Ce jugement a été signifié à Monsieur [I] [R] le 28 juillet 2023.
Monsieur [I] [R] et la SCCV U RIGIRU ont interjeté appel de cette décision.
Selon arrêt du 11 décembre 2024, la Cour d’appel de Bastia a :
— Confirmé la décision telle que déférée en toutes ses dispositions ;
Y ajoutant :
— Condamné solidairement Monsieur [I] [R] et la SCCV U RIGIRU à payer :
o à Madame [L] [X] veuve [Z] la somme de 3.500 euros à titre de ses frais irrépétibles d’appel ;
o à la SELARL Jean CHEVALIER-[W] [G] BOUGON notaires associés la somme de 2.000 euros au titre de ses frais irrépétibles d’appel ;
o à Maître [E] [N] la somme de 2.000 euros au titre de ses frais irrépétibles d’appel ;
— Condamné solidairement Monsieur [I] [R] et la SCCV U RIGIRU aux dépens de l’instance d’appel.
Par acte du 11 avril 2025, Madame [L] [X] veuve [Z] a fait pratiquer entre les mains de la SOCIETE GENERALE, une saisie-attribution à l’encontre de Monsieur [I] [R] pour une somme de 56.309,19 euros.

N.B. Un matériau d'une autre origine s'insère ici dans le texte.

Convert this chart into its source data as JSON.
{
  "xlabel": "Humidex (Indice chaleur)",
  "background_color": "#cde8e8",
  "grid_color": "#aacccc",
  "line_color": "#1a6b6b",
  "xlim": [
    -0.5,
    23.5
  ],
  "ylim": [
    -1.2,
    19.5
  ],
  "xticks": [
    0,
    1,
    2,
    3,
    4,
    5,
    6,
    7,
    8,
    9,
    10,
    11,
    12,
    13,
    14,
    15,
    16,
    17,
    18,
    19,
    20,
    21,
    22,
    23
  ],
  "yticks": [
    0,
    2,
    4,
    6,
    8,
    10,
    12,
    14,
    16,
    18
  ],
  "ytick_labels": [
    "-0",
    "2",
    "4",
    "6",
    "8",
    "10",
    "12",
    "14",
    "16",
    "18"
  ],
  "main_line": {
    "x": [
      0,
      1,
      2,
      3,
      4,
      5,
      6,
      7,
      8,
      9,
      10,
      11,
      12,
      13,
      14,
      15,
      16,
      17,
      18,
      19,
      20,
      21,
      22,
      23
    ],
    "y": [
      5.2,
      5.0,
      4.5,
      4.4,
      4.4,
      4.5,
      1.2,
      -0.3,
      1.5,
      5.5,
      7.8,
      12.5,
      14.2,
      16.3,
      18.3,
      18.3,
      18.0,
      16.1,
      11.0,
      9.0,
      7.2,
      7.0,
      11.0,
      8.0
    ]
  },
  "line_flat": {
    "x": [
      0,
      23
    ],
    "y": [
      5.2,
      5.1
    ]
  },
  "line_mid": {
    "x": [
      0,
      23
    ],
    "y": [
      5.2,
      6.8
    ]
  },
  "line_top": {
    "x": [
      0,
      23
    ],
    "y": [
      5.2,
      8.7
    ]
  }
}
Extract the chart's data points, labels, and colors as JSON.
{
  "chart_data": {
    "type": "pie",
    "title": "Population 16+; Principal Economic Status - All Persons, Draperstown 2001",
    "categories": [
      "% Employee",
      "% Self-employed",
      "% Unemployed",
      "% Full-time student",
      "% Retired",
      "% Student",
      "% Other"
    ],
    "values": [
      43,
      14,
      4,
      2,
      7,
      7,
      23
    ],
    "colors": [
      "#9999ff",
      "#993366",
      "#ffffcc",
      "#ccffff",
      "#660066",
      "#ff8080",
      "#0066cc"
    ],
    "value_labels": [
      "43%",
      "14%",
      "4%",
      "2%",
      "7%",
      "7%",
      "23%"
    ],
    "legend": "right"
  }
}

Cette saisie-attribution s’est révélée fructueuse dans sa totalité.
Elle a été dénoncée à Monsieur [I] [R] le 17 avril 2025.
Par acte de Commissaire de Justice délivré 15 mai 2025, Monsieur [I] [R] a assigné devant le Juge de l’exécution du tribunal judiciaire de Bastia, Madame [L] [X] veuve [Z], aux fins de :
— Juger Monsieur [I] [R] parfaitement recevable et bien fondé en son action ;
A titre principal :
— Juger la saisie-attribution en date du 11 avril 2025, dénoncée à Monsieur [I] [R] le 17 avril 2025, nulle et de nul effet, pour les raisons décrites aux motifs ;
— Ordonner en conséquence la mainlevée pure et simple de cette saisie ;
A titre subsidiaire :
— Ordonner le report du paiement des sommes dues par Monsieur [I] [R] à Madame [L] [X] veuve [Z], dans l’attente du paiement des sommes dues par la SCCV U RIGIRU, s’agissant d’une condamnation prononcée in solidum par la Cour d’appel de Bastia ;
— Accorder à ce titre les plus larges délais à Monsieur [I] [R] pour le report du paiement desdites sommes ;
En tout état de cause :
— Condamner Madame [L] [X] veuve [Z] à payer à Monsieur [I] [R] la somme de 3.000 euros au titre de l’article 700 du Code de procédure civile ;
— Condamner Madame [L] [X] veuve [Z] aux entiers dépens.
Après plusieurs renvois, l’affaire a été retenue à l’audience du 2 octobre 2025.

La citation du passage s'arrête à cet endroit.